I am much interested in comparing visual arts with the world of sound. As a hobby guitar player, I often jam with friends. Though I am interested in a wide range of musical styles, I find that improvised music offers a lot of experiences and insight to human relationships based on non-verbal ways of communicating. Sound as a willful form of expression but also as part of the environment functions so differently from the visual. Here is a short documentary with interviews with sound artists Jez Riley French, Dawn Wilson and Angus Carlyle who talk about sound and the differences to photography:

photography and sound (part 1)

Publications to share

I read a lot of academic literature and enjoy to find out how different disciplines work within their own abstract frameworks. It helps me to understand where my own work might be placed. Once that kind of thinking is done, you can let go of it, for a while, and return to your practice to feel your way forwards.

I have found publications around the themes of sport as a practice very interesting as they contribute to my understanding of embodiment and movement in my work. Sarah Nettleton, a sociologist, has researched the lived experience of fell running in the Lake District.  She argues that the experience of being ‘out there’ with the wind, rain mud and the physical challenge gives the runners ‘existential capital’, a quality that the practitioners value for what it is right there in the moment (Savage, Silva & Nettleton, 2013).  Her writing made me value my own observations so much more.

The notion of embodiment and how it manifests itself in different forms of artistic expression is the theme of Artistic Research: Strategies for Embodiment edited by Christine Fentz and Tom McGuirk (Fentz & McGuirk, 2015). It contains accounts of practitioners from Dance, Performance and Visual Arts  and how they reflect about their own practice.

There are two books which I value particularly for their description of the lived experience of landscape. Firstly, Nan Shepherd’s The Living Mountain (Shepherd & Macfarlane, 2011) about the Cairngorm mountains in Scotland. The second book is Kirsty Gunn’s The Big Music (Gunn, 2013). It tells the story of the last days of a Scottish bagpipe master. The format of the narrative is taken after the musical format of the Scottish piobaireachd piping music. As the story unfolds, music, landscape and literature come together as one. The book’s format is as unique as is the music and landscape it refers to.

And yet another reference to sound:  I find On Listening (Carlyle & Lane, 2013) an extremely interesting and approachable anthology of the many dimensions of encountering sound in our lives.

References:

Bennett, J. (2010). Vibrant Matter: A Political Ecology of Things. Durham: Duke University Press.

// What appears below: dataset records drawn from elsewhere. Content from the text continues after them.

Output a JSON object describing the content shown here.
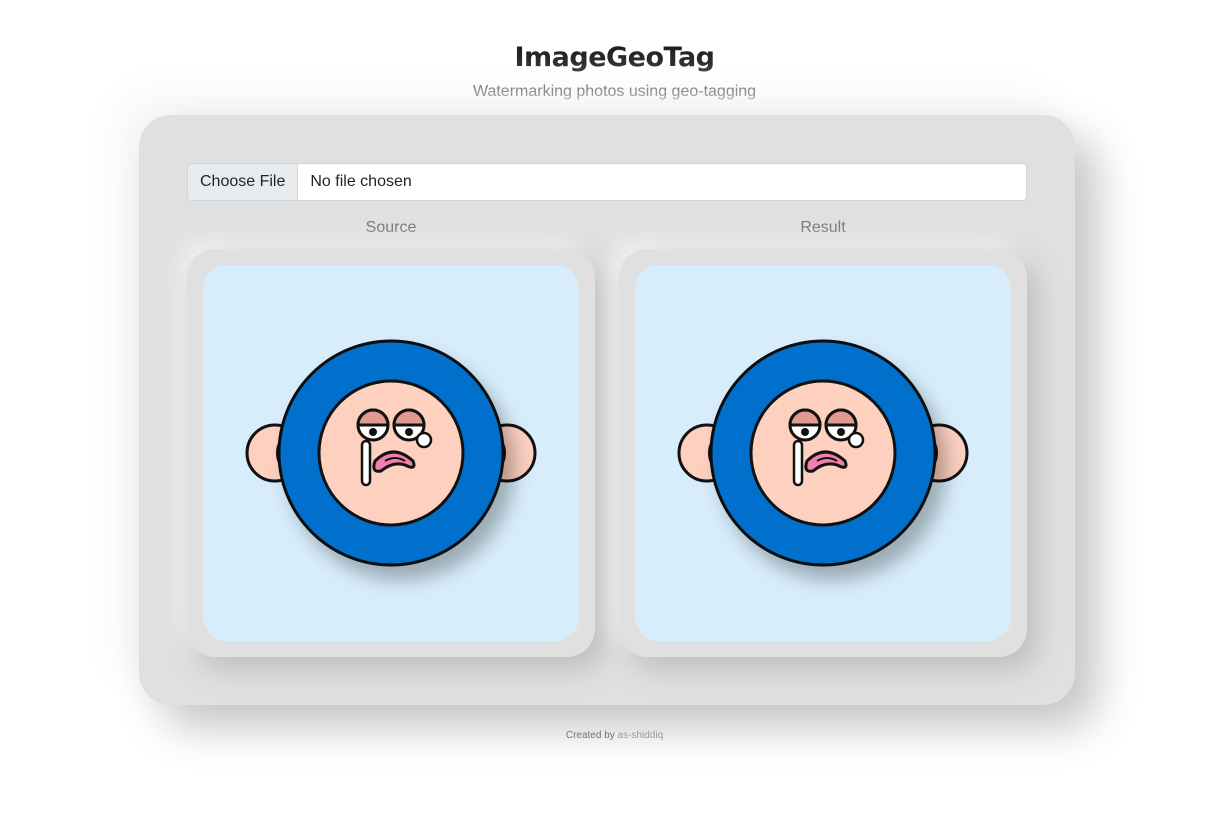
{
  "app": {
    "title": "ImageGeoTag",
    "subtitle": "Watermarking photos using geo-tagging"
  },
  "upload": {
    "button_label": "Choose File",
    "status": "No file chosen"
  },
  "panels": {
    "source_label": "Source",
    "result_label": "Result"
  },
  "footer": {
    "prefix": "Created by",
    "author": "as-shiddiq"
  },
  "colors": {
    "card_bg": "#e0e0e0",
    "image_bg": "#d7edfb",
    "head_blue": "#0070cc",
    "skin": "#fdd0c0",
    "tongue": "#f27fae"
  }
}
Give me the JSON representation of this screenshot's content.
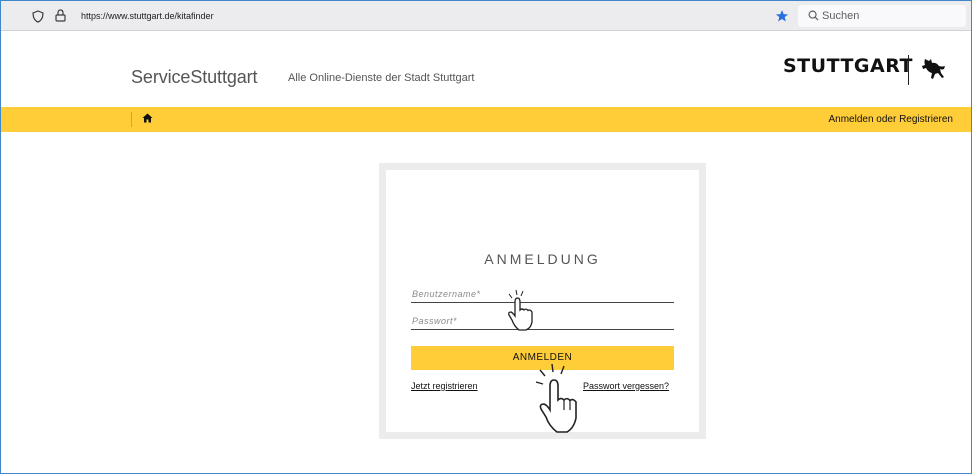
{
  "browser": {
    "url": "https://www.stuttgart.de/kitafinder",
    "search_placeholder": "Suchen",
    "accent_color": "#2a6fdb"
  },
  "header": {
    "brand": "ServiceStuttgart",
    "tagline": "Alle Online-Dienste der Stadt Stuttgart",
    "logo_text": "STUTTGART"
  },
  "nav": {
    "home_icon": "home-icon",
    "login_link": "Anmelden oder Registrieren",
    "color": "#ffcd38"
  },
  "login": {
    "title": "ANMELDUNG",
    "username_placeholder": "Benutzername*",
    "password_placeholder": "Passwort*",
    "submit_label": "ANMELDEN",
    "register_link": "Jetzt registrieren",
    "forgot_link": "Passwort vergessen?"
  },
  "overlays": {
    "cursor_icon": "pointer-hand-icon"
  }
}
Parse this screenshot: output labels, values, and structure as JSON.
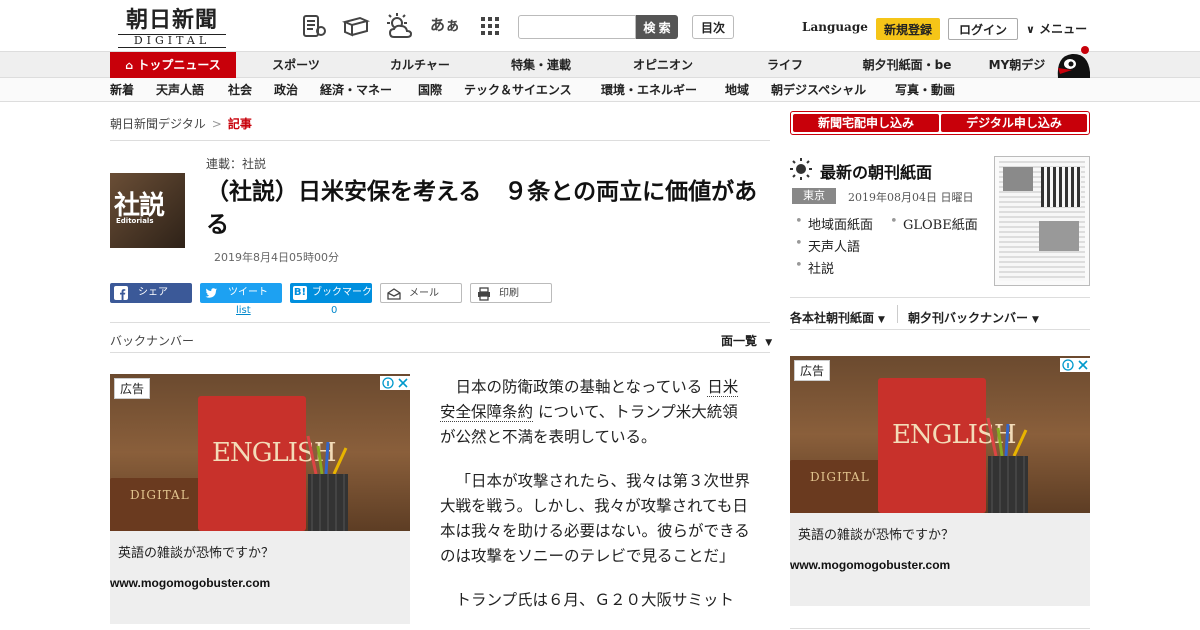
{
  "header": {
    "logo_jp": "朝日新聞",
    "logo_en": "DIGITAL",
    "font_size_icon": "あぁ",
    "search_placeholder": "",
    "search_label": "検 索",
    "toc_label": "目次",
    "language": "Language",
    "signup": "新規登録",
    "login": "ログイン",
    "menu": "メニュー"
  },
  "nav": {
    "main": [
      "トップニュース",
      "スポーツ",
      "カルチャー",
      "特集・連載",
      "オピニオン",
      "ライフ",
      "朝夕刊紙面・be",
      "MY朝デジ"
    ],
    "sub": [
      "新着",
      "天声人語",
      "社会",
      "政治",
      "経済・マネー",
      "国際",
      "テック＆サイエンス",
      "環境・エネルギー",
      "地域",
      "朝デジスペシャル",
      "写真・動画"
    ]
  },
  "breadcrumb": {
    "home": "朝日新聞デジタル",
    "sep": ">",
    "current": "記事"
  },
  "article": {
    "badge_kanji": "社説",
    "badge_en": "Editorials",
    "series": "連載：社説",
    "title": "（社説）日米安保を考える　９条との両立に価値がある",
    "date": "2019年8月4日05時00分",
    "share": {
      "facebook": "シェア",
      "twitter": "ツイート",
      "hatena_icon": "B!",
      "hatena": "ブックマーク",
      "mail": "メール",
      "print": "印刷",
      "twitter_count": "list",
      "hatena_count": "0"
    },
    "back_number": "バックナンバー",
    "list_label": "面一覧",
    "p1_before": "日本の防衛政策の基軸となっている",
    "p1_link": "日米安全保障条約",
    "p1_after": "について、トランプ米大統領が公然と不満を表明している。",
    "p2": "「日本が攻撃されたら、我々は第３次世界大戦を戦う。しかし、我々が攻撃されても日本は我々を助ける必要はない。彼らができるのは攻撃をソニーのテレビで見ることだ」",
    "p3": "トランプ氏は６月、Ｇ２０大阪サミット"
  },
  "ad": {
    "label": "広告",
    "book_title": "ENGLISH",
    "old_book_title": "DIGITAL",
    "copy": "英語の雑談が恐怖ですか？",
    "url": "www.mogomogobuster.com"
  },
  "right": {
    "subscribe_paper": "新聞宅配申し込み",
    "subscribe_digital": "デジタル申し込み",
    "latest_title": "最新の朝刊紙面",
    "region": "東京",
    "paper_date": "2019年08月04日 日曜日",
    "links": [
      "地域面紙面",
      "GLOBE紙面",
      "天声人語",
      "社説"
    ],
    "dropdown1": "各本社朝刊紙面",
    "dropdown2": "朝夕刊バックナンバー"
  },
  "colors": {
    "brand_red": "#c8000a",
    "signup_yellow": "#f5c518",
    "facebook": "#3b5998",
    "twitter": "#1da1f2",
    "hatena": "#008fde"
  }
}
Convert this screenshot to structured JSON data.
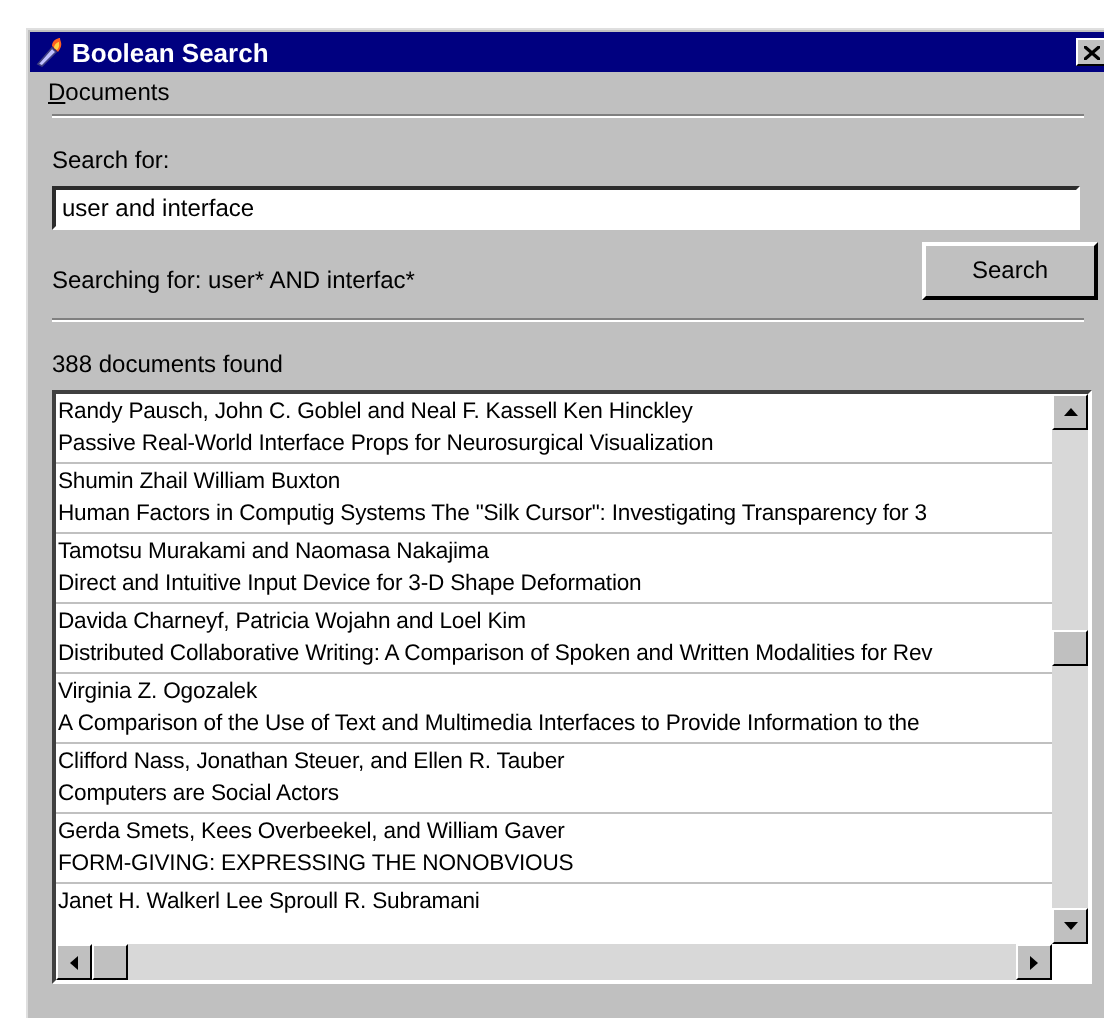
{
  "window": {
    "title": "Boolean Search"
  },
  "menu": [
    {
      "label": "Documents"
    }
  ],
  "search": {
    "label": "Search for:",
    "value": "user and interface",
    "status": "Searching for: user* AND interfac*",
    "button": "Search"
  },
  "results": {
    "count": "388 documents found",
    "rows": [
      {
        "authors": "Randy Pausch, John C. Goblel and Neal F. Kassell Ken Hinckley",
        "title": "Passive Real-World Interface Props for Neurosurgical Visualization"
      },
      {
        "authors": "Shumin Zhail William Buxton",
        "title": "Human Factors in Computig Systems The \"Silk Cursor\": Investigating Transparency for 3"
      },
      {
        "authors": "Tamotsu Murakami and Naomasa Nakajima",
        "title": "Direct and Intuitive Input Device for 3-D Shape Deformation"
      },
      {
        "authors": "Davida Charneyf, Patricia Wojahn and Loel Kim",
        "title": "Distributed Collaborative Writing: A Comparison of Spoken and Written Modalities for Rev"
      },
      {
        "authors": "Virginia Z. Ogozalek",
        "title": "A Comparison of the Use of Text and Multimedia Interfaces to Provide Information to the"
      },
      {
        "authors": "Clifford Nass, Jonathan Steuer, and Ellen R. Tauber",
        "title": "Computers are Social Actors"
      },
      {
        "authors": "Gerda Smets, Kees Overbeekel, and William Gaver",
        "title": "FORM-GIVING: EXPRESSING THE NONOBVIOUS"
      },
      {
        "authors": "Janet H. Walkerl Lee Sproull R. Subramani"
      }
    ]
  }
}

Brazier, A. (2018). Talk for Plymouth Symposium. Conference paper presented at ‘The embodied experience of Drawing’, symposium at Royal Williams Yard, Plymouth, on 13th April 2018.

Bristow, M. (2016). Pragmatics of attachment and detachment: medium (un)specificity as material agency in contemporary art (phd). Norwich University of the Arts. Retrieved from https://ualresearchonline.arts.uk/12033/

Carlyle, A. & Lane, C. (Eds.). (2013). On Listening. Axminster, Devon: Uniformbooks.

Fentz, C. & McGuirk, T. (Eds.). (2015). Artistic Research: Strategies for Embodiment. København, Danmark: NSU Press.

Gunn, K. (2013). The Big Music (Main edition). London: Faber & Faber.

Harty, D. (2012). drawing//phenomenology//drawing: an exploration of the phenomenological potential of repetitive processes. Retrieved from https://dspace.lboro.ac.uk/dspace-jspui/handle/2134/18259

Savage, M., Silva, E. B. & Nettleton, S. (2013). Cementing Relations within a Sporting Field: Fell Running in the English Lake District and the Acquisition of Existential Capital. Cultural Sociology, 7(2), 196–210. https://doi.org/10.1177/1749975512473749

Shepherd, N. & Macfarlane, R. (2011). The Living Mountain: A Celebration of the Cairngorm Mountains of Scotland (Main-Canons Imprint Re-issue edition). Edinburgh: Canongate Canons.